One of OnePlus's most useful tools, going all the way back to the era of the original OnePlus One, is all the so-called "quick gestures" it supported — and we're not talking about any new-fangled navigation systems. These are a collection of customizable input methods that work even when the screen is off to provide you quick shortcuts to useful features, like drawing a quick "V" shape to turn on your phone's LED light at night, or swiping a circle to launch the camera.

But the gesture-based utility doesn't just end with a few system shortcuts. You can also tie the screen-off gestures (there are five that you can configure) to open whatever apps you want, plus extra dedicated controls for music.  You can even configure a screen-on three-finger swipe top trigger a screenshot — honestly a pretty useful feature for some folks.

Insight AOD

It took countless user appeals and months of deliberation before OnePlus could finally come out with its own always-on display feature — and the implementation was well worth the wait. While you’ve still got those plain old clock-style layouts, OnePlus’s Insight AOD bar adds a dynamic indicator, bringing your phone unlock count and screen time front and center. We actually quite liked those additional insights in our OnePlus 8T review.
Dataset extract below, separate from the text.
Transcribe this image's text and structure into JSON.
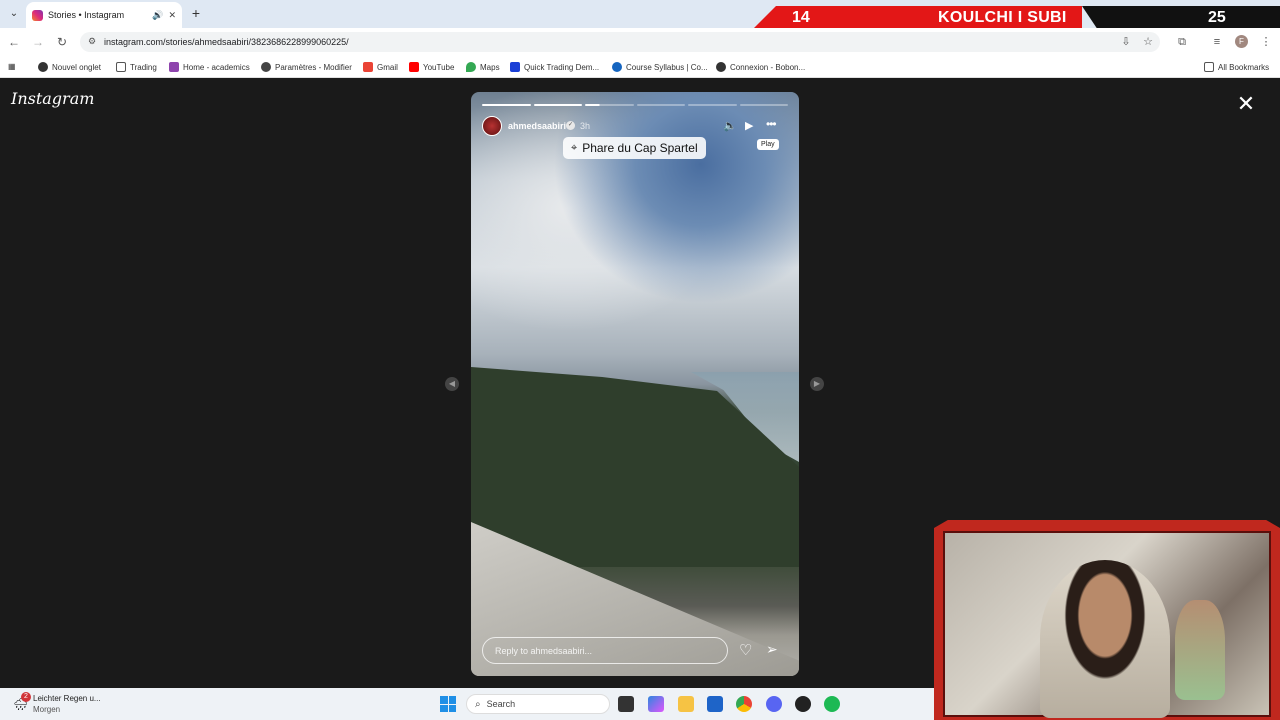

This thoughtful approach goes much further than Google’s bare and boring always-on display and entirely separate digital wellbeing stats.

Oxygen OS's volume controls

Left: Expanded volume controls on a Pixel. Right: Superior expanded volume controls on a OnePlus 7 Pro.

We'd love to see stock Android inherit OxygenOS's far superior volume controls, which simply expand out of the existing floating slider with additional channels, rather than taking over basically the entire screen. Sure, we might not get the text descriptions, but it's a whole lot more attractive, and it doesn't consume the whole display.


OnePlus does a lot of things right when it comes to software, and, as they say, imitation is the best form of flattery. We'd like to see some of these features percolate out through stock and into the rest of the Android ecosystem at large.

UPDATE: 2021/02/26 6:11am PST BY KARANDEEP SINGH

Some new features

Updated to include OnePlus Scout, Games, and Insight AOD.

Karandeep Singh contributed to this post.